The Doctrine of Faith
The second theme discussed in this article was the concept of faith healing in relation to free willl. I will address a few of the main points Wommack makes with my personal editorial, but I must confess that I believe A. W. Pink’s discussion on this topic is far superior to any trivial parallels I will attempt to make. His chapter dedicated to this subject can be found here.
The difficulty in responding to an article of this type and many of the free will claims in general is that it is couched in many parts of truth. As I listened to the first part of Wommack’s teaching tape, I was amazed at all the scriptures that he quoted and how I found myself shaking my head in agreement. But then he would pass over a scripture and before I could question the tie that he attempted to make he was off to the next topic.

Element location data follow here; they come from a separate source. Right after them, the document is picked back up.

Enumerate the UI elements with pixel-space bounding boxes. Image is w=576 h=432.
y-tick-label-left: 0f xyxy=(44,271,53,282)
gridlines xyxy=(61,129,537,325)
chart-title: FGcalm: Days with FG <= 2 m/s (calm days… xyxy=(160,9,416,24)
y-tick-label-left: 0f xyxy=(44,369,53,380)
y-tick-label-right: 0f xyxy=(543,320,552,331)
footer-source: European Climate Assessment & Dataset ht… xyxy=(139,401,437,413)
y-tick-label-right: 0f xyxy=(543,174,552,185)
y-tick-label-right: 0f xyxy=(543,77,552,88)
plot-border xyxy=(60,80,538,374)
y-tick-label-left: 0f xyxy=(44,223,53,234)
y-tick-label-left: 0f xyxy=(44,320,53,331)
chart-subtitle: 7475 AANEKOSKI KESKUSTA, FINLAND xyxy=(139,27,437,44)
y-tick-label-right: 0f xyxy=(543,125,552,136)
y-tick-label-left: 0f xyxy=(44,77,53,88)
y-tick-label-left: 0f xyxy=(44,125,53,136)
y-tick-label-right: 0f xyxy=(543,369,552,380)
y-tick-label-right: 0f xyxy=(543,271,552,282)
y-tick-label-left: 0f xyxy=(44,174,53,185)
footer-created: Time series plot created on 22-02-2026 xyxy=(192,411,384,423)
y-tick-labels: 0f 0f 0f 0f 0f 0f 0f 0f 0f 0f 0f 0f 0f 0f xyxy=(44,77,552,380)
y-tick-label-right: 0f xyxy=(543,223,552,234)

I finally came to grips with the idea that the accurate scriptures were used much like a used car sales technique. In sales, the salesman will ask a lot of meaningless questions to get you answering in a positive manner. Many have experienced this. Are you having a good day today? “Yes”. Are you looking for a really affordable and comfortable car? Um… “Yes”. If I can find you an affordable car that you like, are you ready to take it home today? Uh…”Yes”, I think… Before one knows it they are already picturing the car they want and are driving down the road in it and the car salesman hasn’t got them out of his office and into the showroom yet.

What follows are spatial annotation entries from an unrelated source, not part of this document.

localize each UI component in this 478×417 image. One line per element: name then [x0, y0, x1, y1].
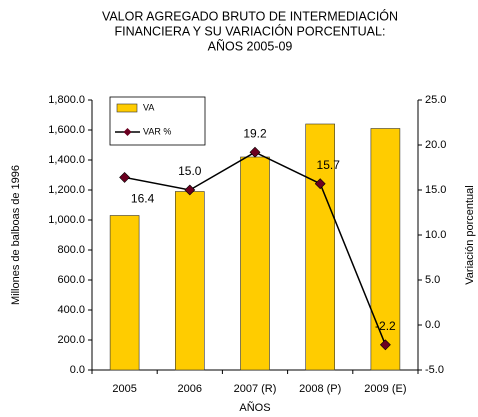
- x-axis-label: AÑOS: [239, 401, 270, 414]
- bar: [240, 156, 270, 371]
- y-tick-label: 0.0: [70, 364, 85, 376]
- chart-title: VALOR AGREGADO BRUTO DE INTERMEDIACIÓN: [102, 8, 398, 23]
- marker: [314, 178, 326, 190]
- chart-title: AÑOS 2005-09: [208, 39, 293, 53]
- y2-tick-label: 0.0: [425, 319, 440, 331]
- legend-marker: [123, 128, 132, 136]
- marker: [249, 146, 261, 158]
- y2-tick-label: -5.0: [425, 364, 444, 376]
- y2-tick-label: 15.0: [425, 184, 446, 196]
- marker: [184, 184, 196, 196]
- y2-axis-label: Variación porcentual: [464, 185, 476, 284]
- data-label: 15.0: [178, 164, 202, 178]
- data-label: 16.4: [131, 192, 155, 206]
- y-tick-label: 1,000.0: [48, 214, 85, 226]
- y-tick-label: 1,600.0: [48, 124, 85, 136]
- marker: [379, 339, 391, 351]
- y2-tick-label: 20.0: [425, 139, 446, 151]
- y-axis-label: Millones de balboas de 1996: [10, 165, 22, 305]
- y-tick-label: 1,800.0: [48, 94, 85, 106]
- data-label: 19.2: [243, 126, 267, 140]
- y-tick-label: 400.0: [57, 304, 85, 316]
- x-tick-label: 2005: [112, 383, 136, 395]
- legend-swatch: [116, 103, 138, 113]
- data-label: -2.2: [375, 319, 396, 333]
- y-tick-label: 1,400.0: [48, 154, 85, 166]
- data-label: 15.7: [317, 158, 341, 172]
- y2-tick-label: 10.0: [425, 229, 446, 241]
- y2-tick-label: 25.0: [425, 94, 446, 106]
- y-tick-label: 800.0: [57, 244, 85, 256]
- y-tick-label: 200.0: [57, 334, 85, 346]
- bar: [175, 191, 205, 371]
- x-tick-label: 2008 (P): [299, 383, 341, 395]
- y-tick-label: 600.0: [57, 274, 85, 286]
- legend-label: VA: [143, 102, 154, 112]
- bar: [109, 215, 140, 371]
- bar: [305, 123, 336, 371]
- legend-label: VAR %: [143, 126, 171, 136]
- x-tick-label: 2006: [178, 383, 202, 395]
- bar: [370, 128, 401, 371]
- x-tick-label: 2009 (E): [364, 383, 406, 395]
- y-tick-label: 1,200.0: [48, 184, 85, 196]
- chart-title: FINANCIERA Y SU VARIACIÓN PORCENTUAL:: [115, 23, 386, 38]
- marker: [119, 171, 131, 183]
- x-tick-label: 2007 (R): [234, 383, 277, 395]
- y2-tick-label: 5.0: [425, 274, 440, 286]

This is the same technique found in these preaching tapes. He starts by defining sovereignty. This is a basic dictionary definition in which all will agree with. He properly applies it to God as being the Sovereign of the universe. He then makes the point that God has “limited himself in His Word. That is to say that He is bound to act according to how He is described in the Bible. Again, this is a basic understanding of how God has shown Himself to us and there he lays out many scriptures to back up both these points.
He labors these points that have strong Biblical references in great detail. However, once the audience is shaking their head yes, he breezes past a scripture like 1 John 5:14-15 with the finesse of a car salesman
“Now this is the confidence that we have in Him, that if we ask anything according to His will, He hears us. And if we know that He hears us, whatever we ask, we know that we have the petitions that we have asked of Him.”
He quickly goes on to quote a few quick verse’s out of context to show that it is God’s will that we all be healed. What he failed to present to his audience is the fact that God is not bound by our misinterpretations of His Word. Nor is He bound to His Word taken out of context, but to the Word as an accurate and complete whole covenant.
By picking a few scriptures out of context to make the case that God will always heal people, he proclaims that God will always heal us and that to think otherwise is to be double minded. What this beliefs states is that God will always answer our prayers if we tie a few isolated scriptures to them. It completely misses the dozens of scriptural references where God did not heal people. Many of these were discussed in part 1 of this piece, but the most obvious example is from Paul in II Corinthians 12:7-10 where God’s answer to his prayer was ” my grace is sufficient for thee”.
We are to have “faith” in God, not in our prayers or the hope that God will answer our prayers, but in Him alone. What this doctrine does is remove our faith in God and His sovereign hand in the earth and places the emphasis on our faith, as if it was something we attained of ourselves. We should find in ourselves the ability to “not doubt” or be “double minded” and then God will answer us. This places man above God. We are dependant upon Him. He is not dependant upon our faith to do His will in the Earth. See 1 Corinthians 12:9 or the plethora of other scriptures on the doctrine of works.
This is an important point as our justification is to come by faith. If our faith was to be something that we managed to control on our own, then it would seem that we should be able to muster the faith to save ourselves. So this leads to the real question. Where does our faith come from and how do we “choose” salvation.